Trading Fish The website of Hector Castro

Raft Leader Election in Consul

A small paper reading group has assembled at work. We give ourselves two to three weeks to read a paper, meetup after hours, eat pizza, and discuss it. Our last paper focused on the Raft consensus algorithm, and I was chosen to lead the discussion.

In order to help the impact of Raft hit closer to home, I put together a small demo of Raft’s leader election process using Consul. The demo spins up a three node Consul cluster using containers, then interleaves all of the debug log output filtered with grep for raft. Reading through parts of the Raft paper, you can see how the logging output of HashiCorp’s implementation lines up.

Reading Along

Section 5.2 of the Raft paper focuses on leader election, and starts off with:

When servers start up, they begin as followers.

Sure enough, the first raft filtered logs start with:

$ docker-compose up | grep raft
consul1 | [INFO] raft: Node at 172.17.0.45:8300 [Follower] entering Follower state
consul2 | [INFO] raft: Node at 172.17.0.44:8300 [Follower] entering Follower state
consul3 | [INFO] raft: Node at 172.17.0.43:8300 [Follower] entering Follower state

Next is the the beginning of an election:

If a follower receives no communication over a period of time called the election timeout, then it assumes there is no viable leader and begins an election to choose a new leader.

That corresponds with:

consul1 | [WARN] raft: Heartbeat timeout reached, starting election

Now that the election started, there needs to be a winner:

A candidate wins an election if it receives votes from a majority of the servers in the full cluster for the same term.

Which goes with:

consul1 | [DEBUG] raft: Votes needed: 2
consul1 | [DEBUG] raft: Vote granted.

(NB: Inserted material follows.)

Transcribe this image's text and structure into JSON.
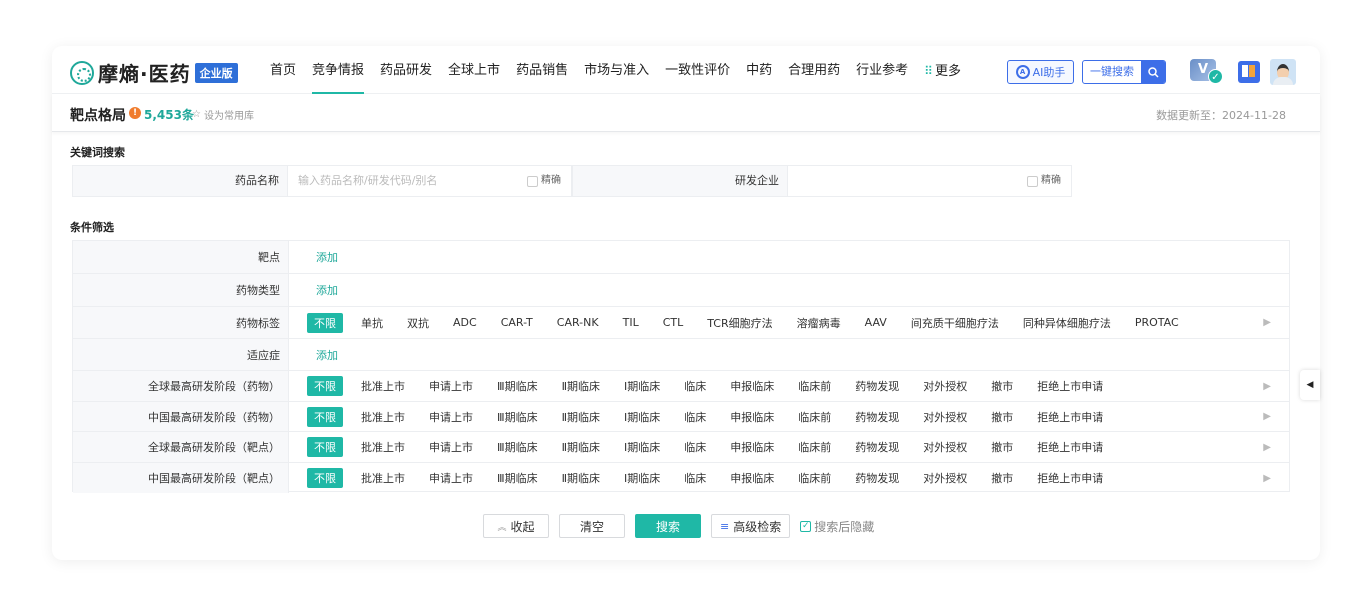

Tally: 1
consul1 | [DEBUG] raft: Vote granted. Tally: 2
consul1 | [INFO] raft: Election won. Tally: 2
consul1 | [INFO] raft: Node at 172.17.0.45:8300 [Leader] entering Leader state

Lastly, AppendEntries is used to communicate the new leader to all other candidates:

While waiting for votes, a candidate may receive an AppendEntries RPC from another server claiming to be leader.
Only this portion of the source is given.